Antoine Oury - 28.07.2016

Zone 51 - Insolite - fourmis Game of Thrones - fourmis Daenerys - fourmi GoT


Les scientifiques et autres chercheurs adorent les références : entre leurs travaux respectifs, bien sûr, mais aussi avec la littérature et la pop culture. Une équipe d'entomologistes de l'Institut de Science et de Technologie d'Okinawa le prouve une fois encore, avec deux nouvelles espèces de fourmis nommées d'après les redoutables dragons de Daenerys Targaryen.

 

 

 

Eli M. Sarnat, Georg Fischer, Evan P. Economo ont quitté pour quelques semaines le visionnage de Game of Thrones pour s'intéresser aux espèces de fourmis présentes en Nouvelle-Guinée.
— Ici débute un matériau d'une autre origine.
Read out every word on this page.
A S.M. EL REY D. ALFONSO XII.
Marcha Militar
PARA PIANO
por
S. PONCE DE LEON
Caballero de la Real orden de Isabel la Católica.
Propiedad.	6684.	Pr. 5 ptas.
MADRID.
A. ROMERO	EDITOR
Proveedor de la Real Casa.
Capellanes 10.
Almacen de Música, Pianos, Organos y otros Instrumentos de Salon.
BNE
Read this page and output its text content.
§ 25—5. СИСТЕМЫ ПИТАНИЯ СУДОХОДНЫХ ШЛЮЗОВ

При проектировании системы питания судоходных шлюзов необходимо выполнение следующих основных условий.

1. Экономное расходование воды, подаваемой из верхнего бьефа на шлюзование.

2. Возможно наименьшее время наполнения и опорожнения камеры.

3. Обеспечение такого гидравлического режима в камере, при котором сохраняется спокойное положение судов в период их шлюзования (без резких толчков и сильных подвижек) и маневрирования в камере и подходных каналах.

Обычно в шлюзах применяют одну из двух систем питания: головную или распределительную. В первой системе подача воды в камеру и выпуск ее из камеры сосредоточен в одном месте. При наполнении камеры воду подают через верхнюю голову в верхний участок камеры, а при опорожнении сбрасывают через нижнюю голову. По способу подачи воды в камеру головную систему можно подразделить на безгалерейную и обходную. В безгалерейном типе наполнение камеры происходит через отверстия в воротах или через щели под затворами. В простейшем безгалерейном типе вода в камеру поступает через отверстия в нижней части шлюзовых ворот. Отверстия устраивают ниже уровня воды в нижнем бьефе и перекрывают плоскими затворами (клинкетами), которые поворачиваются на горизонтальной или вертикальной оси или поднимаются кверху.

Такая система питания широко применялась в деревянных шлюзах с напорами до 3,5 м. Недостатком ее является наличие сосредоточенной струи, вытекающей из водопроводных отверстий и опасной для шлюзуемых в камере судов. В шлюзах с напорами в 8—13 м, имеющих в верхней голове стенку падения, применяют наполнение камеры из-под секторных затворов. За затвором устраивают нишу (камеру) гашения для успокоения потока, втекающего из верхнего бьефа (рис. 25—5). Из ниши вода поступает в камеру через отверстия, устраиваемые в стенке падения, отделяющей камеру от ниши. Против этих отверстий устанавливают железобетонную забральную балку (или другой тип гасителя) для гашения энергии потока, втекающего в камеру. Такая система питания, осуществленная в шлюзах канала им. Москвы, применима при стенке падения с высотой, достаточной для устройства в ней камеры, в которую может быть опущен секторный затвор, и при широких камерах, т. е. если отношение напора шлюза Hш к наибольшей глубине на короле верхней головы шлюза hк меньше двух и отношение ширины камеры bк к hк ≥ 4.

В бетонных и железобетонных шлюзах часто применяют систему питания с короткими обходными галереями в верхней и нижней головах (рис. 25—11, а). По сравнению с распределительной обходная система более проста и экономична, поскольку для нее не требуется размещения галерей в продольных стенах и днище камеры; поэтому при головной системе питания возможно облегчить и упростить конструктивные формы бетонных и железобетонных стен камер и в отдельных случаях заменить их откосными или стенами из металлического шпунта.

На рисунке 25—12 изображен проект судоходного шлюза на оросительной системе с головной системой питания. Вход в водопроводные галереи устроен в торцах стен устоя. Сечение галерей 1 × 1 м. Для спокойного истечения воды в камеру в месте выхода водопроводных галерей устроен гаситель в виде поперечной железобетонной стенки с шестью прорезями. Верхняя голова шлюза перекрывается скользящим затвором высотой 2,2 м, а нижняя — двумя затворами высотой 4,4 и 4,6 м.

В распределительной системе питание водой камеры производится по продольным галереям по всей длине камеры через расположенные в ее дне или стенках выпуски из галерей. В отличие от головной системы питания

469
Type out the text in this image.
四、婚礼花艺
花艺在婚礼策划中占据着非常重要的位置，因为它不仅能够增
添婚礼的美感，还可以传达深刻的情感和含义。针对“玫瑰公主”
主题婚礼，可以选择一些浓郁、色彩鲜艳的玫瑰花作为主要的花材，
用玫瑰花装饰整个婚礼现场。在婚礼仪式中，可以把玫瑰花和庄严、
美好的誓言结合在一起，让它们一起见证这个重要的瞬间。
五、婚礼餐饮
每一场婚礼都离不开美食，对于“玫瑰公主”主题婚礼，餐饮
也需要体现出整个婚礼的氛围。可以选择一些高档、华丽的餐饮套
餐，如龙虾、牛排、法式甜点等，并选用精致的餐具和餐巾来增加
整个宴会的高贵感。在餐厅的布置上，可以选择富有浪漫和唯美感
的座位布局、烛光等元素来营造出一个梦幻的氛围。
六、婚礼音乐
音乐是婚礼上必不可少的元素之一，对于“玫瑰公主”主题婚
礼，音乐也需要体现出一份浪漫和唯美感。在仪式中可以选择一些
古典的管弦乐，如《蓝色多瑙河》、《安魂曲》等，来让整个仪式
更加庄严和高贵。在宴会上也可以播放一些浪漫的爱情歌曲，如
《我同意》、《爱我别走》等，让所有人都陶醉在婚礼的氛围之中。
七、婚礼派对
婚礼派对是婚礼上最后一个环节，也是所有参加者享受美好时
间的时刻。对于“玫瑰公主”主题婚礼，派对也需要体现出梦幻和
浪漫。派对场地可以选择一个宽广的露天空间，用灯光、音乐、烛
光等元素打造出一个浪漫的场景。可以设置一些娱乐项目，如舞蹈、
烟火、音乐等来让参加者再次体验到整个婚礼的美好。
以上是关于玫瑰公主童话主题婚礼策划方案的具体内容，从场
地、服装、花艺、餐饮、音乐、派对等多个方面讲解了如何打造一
En veine, ils sont tombés sur deux nouvelles espèces, rattachées à la catégorie assez commune des Pheidole, appartenant à la sous-famille des Myrmicinae.

 

Les noms des nouvelles espèces sont généralement basés sur les caractéristiques qui les distinguent de leurs congénères — encore que l'on trouve aussi des références à des noms d'auteurs ou à des créatures du Seigneur des Anneaux — mais Sarnet, Fischer et Economo ont tout de suite pensé à Game of Thrones en découvrant les épines dorsales des deux espèces qu'ils ont découvertes.

 

Pour les deux bestioles, les scientifiques ont choisi les noms Pheidole viserion et Pheidole drogon, qui leur semblaient bien plus appropriés qu'un patronyme latin : Viserion est en effet le premier dragon de Daenerys, et Drogon, le plus féroce, nommé ainsi d'après Drogo, le mari décédé de la princesse.

 

 

 

Les fourmis Pheidole sont assez communes, et possèdent toutes une morphologie assez similaire : une tête assez grosse par rapport au reste du corps et des mandibules puissantes pour déplacer leur nourriture, notamment.

 

Sauf que ces deux espèces, avec leurs épines dorsales, se distinguent nettement : quelque 100 espèces de fourmis possèderaient ce genre d'armure, dont la fonction n'est pas encore tout à fait connue. Parmi les hypothèses des scientifiques, ces épines permettraient en fait de renforcer la puissance musculaire, afin de soutenir la tête disproportionnée des fourmis ou bien améliorer la prise de leurs mandibules.

 

Les scientifiques se sont également lancés dans une dissection à l'aide d'une technologie de microtomographie aux rayons X, pour découvrir l'intérêt de ces épines.

 

Les résultats des recherches d'Eli M. Sarnat, Georg Fischer et Evan P. Economo sont disponibles dans PLoS ONE sous le titre Inordinate Spinescence : Taxonomic Revision and Microtomography of the Pheidole cervicornis Species Group (Hymenoptera, Formicidae).